General İvan Maliyof her zaman ki yağını çekmek için konuşmaya başladı:
– Komutanımız efendimiz, bugün çok dinç gözüküyorlar, kendilerini çok iyi gördüm…
General İvan henüz sözünü bitirmemişti ki. Komutan Nikolayeviç, sesini sertleştirerek:
– Geçelim bunları, neler oluyor cephede ondan bana haber ver sen?

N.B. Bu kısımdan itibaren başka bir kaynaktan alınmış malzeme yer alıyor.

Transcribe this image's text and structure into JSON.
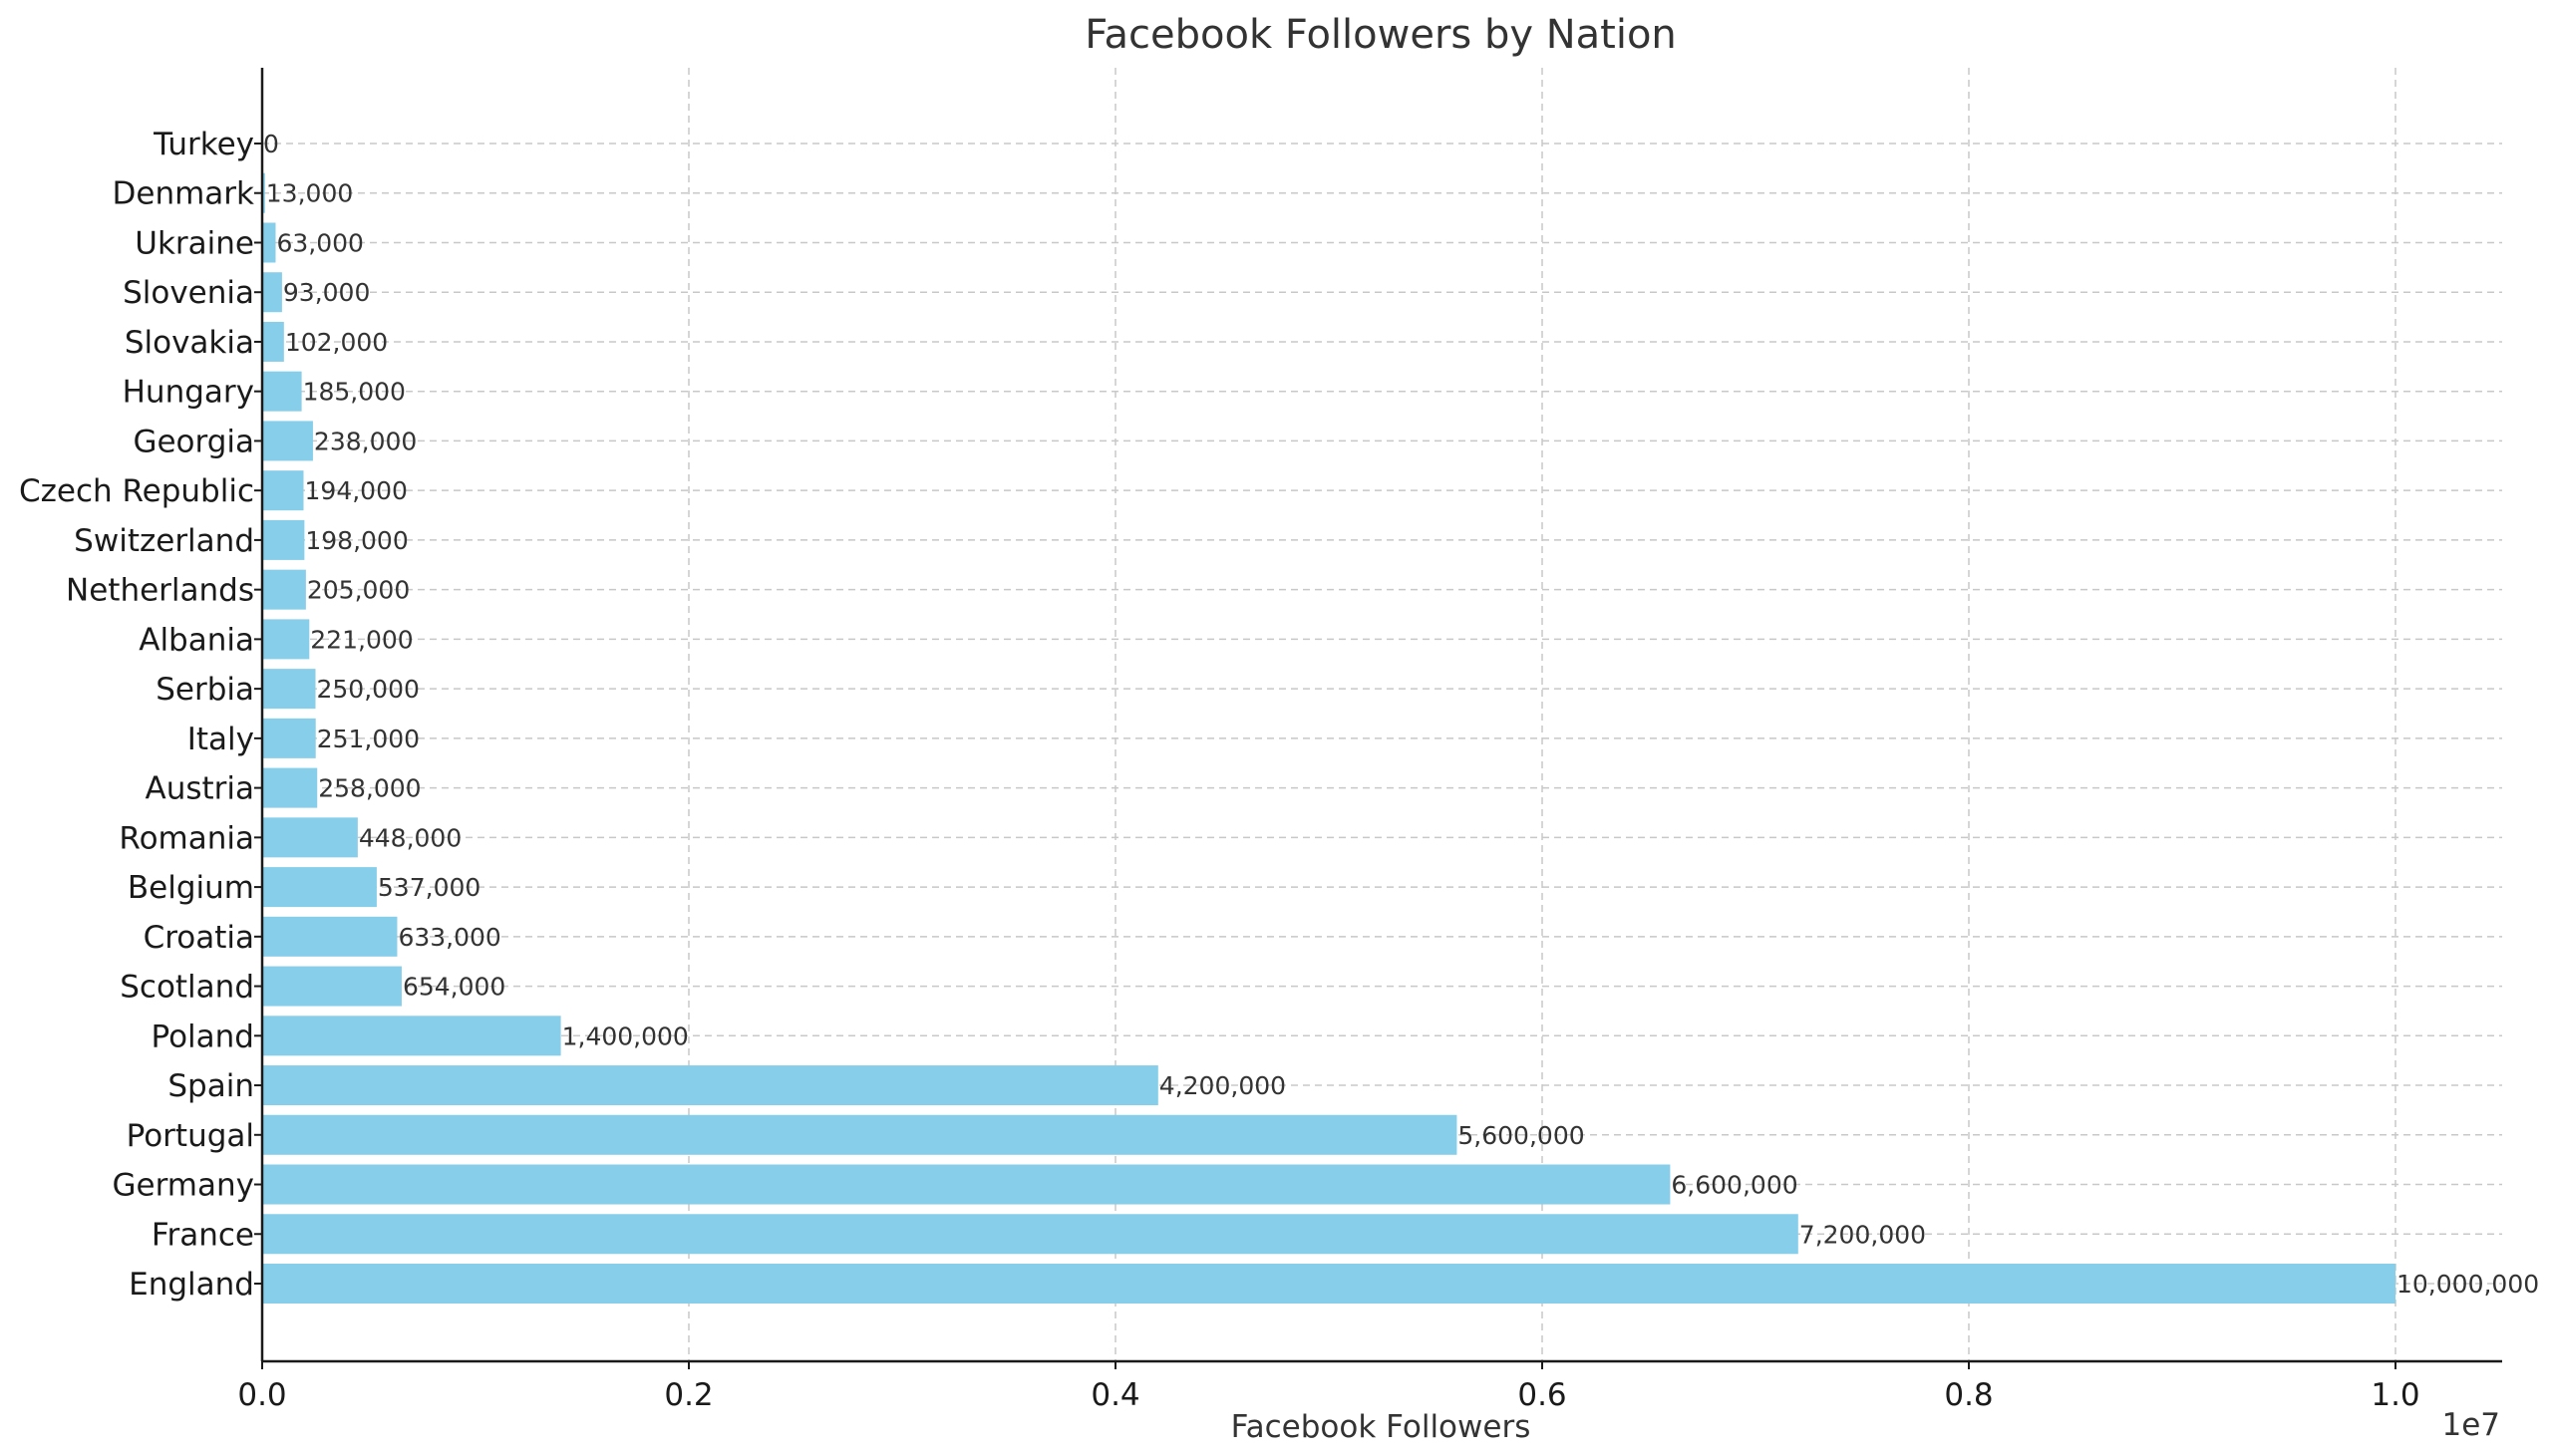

General İvan, kızararak kekelercesîne izahat vermeye çalıştı. Yüzü gerilmişti birden. Ne yapsa bu adama yaranamıyordu. Çar’ın yanına sokulmasının tek yolu da Nikolayeviç’in gözüne girmekten geçtiğine göre her gün biraz daha dişini sıkıyordu. Göğsündeki madalya ve nişanlardan çok, asıl bu yakınlık, arzuladığı, yıllardır hayalini kurduğu terfiyi kendisine sağlayacaktı. Eşi Natalya, yıllardır bu arzusuyla alay ediyor, erkeklik onurunu yerden yere vuruyordu. Bu ısrarının sebebini kimseler anlamıyordu ya da bilmezden geliyorlardı.

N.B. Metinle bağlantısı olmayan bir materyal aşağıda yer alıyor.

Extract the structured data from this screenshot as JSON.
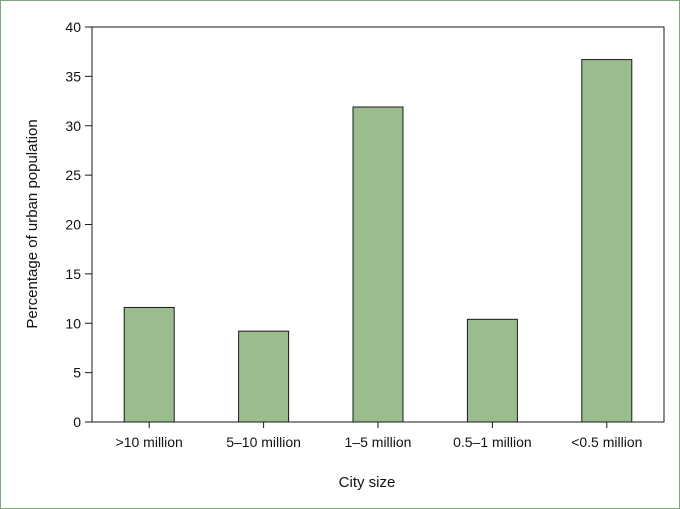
{
  "chart_data": {
    "type": "bar",
    "title": "",
    "xlabel": "City size",
    "ylabel": "Percentage of urban population",
    "categories": [
      ">10 million",
      "5–10 million",
      "1–5 million",
      "0.5–1 million",
      "<0.5 million"
    ],
    "values": [
      11.6,
      9.2,
      31.9,
      10.4,
      36.7
    ],
    "ylim": [
      0,
      40
    ],
    "yticks": [
      0,
      5,
      10,
      15,
      20,
      25,
      30,
      35,
      40
    ],
    "grid": false,
    "legend": "none",
    "colors": {
      "bar_fill": "#9bbd8e",
      "bar_stroke": "#1a1a1a",
      "axis": "#1a1a1a",
      "frame": "#7fa97a"
    }
  }
}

Görüşmeyi erken kapattı ve diğer misafirlerine döndü Nikolayeviç. Sabahın huzur veren kuşluk vaktini de böylelikle misafirlerine ayırmıştı ama içindeki derin melal kendini terk etmemişti. Aksine daha da sinirli bir ha! almıştı.
Misafirlerinin tümünü uğurlamadan daha fazla dayanamayıp odasına çıktı. Ardından Marya yürüdü. Marya endişeliydi. Kapıyı sıkıca kaptıktan sonra kocasının karşısına dikildi ve biraz hırçın bir ses tonuyla:
– Nikola, hayatım, bu halini hiç beğenmiyorum, dedi.
Nikolayeviç, sırtını karısına dönerek pencereye doğru yürüdü. Pencerenin rustik perdelerini hafifçe aralayarak dışarıya göz attıktan sonra elindeki piposunu yaktı ve bir nefes çekip:
– Sevgili karım, Maryam, bu davranışımın seninle ya da gelenlerle, ya da gidenlerle hiç İlgisi yok. Sadece dağınığım, şaşkınım, kafam çok karışık. Dün öyle bir olayla karşılaştım ki hala aklım havsalam almıyor. Kafkas cephesinde savaşırken esir düşen bir Osmanlı komutanı ve âlimiyle karışılaştım. Kostrama Kasabasındaki esir kampına getirmişler. Uzun zamandır orasıyla ilgili ihbar mektupları alıp duruyordum.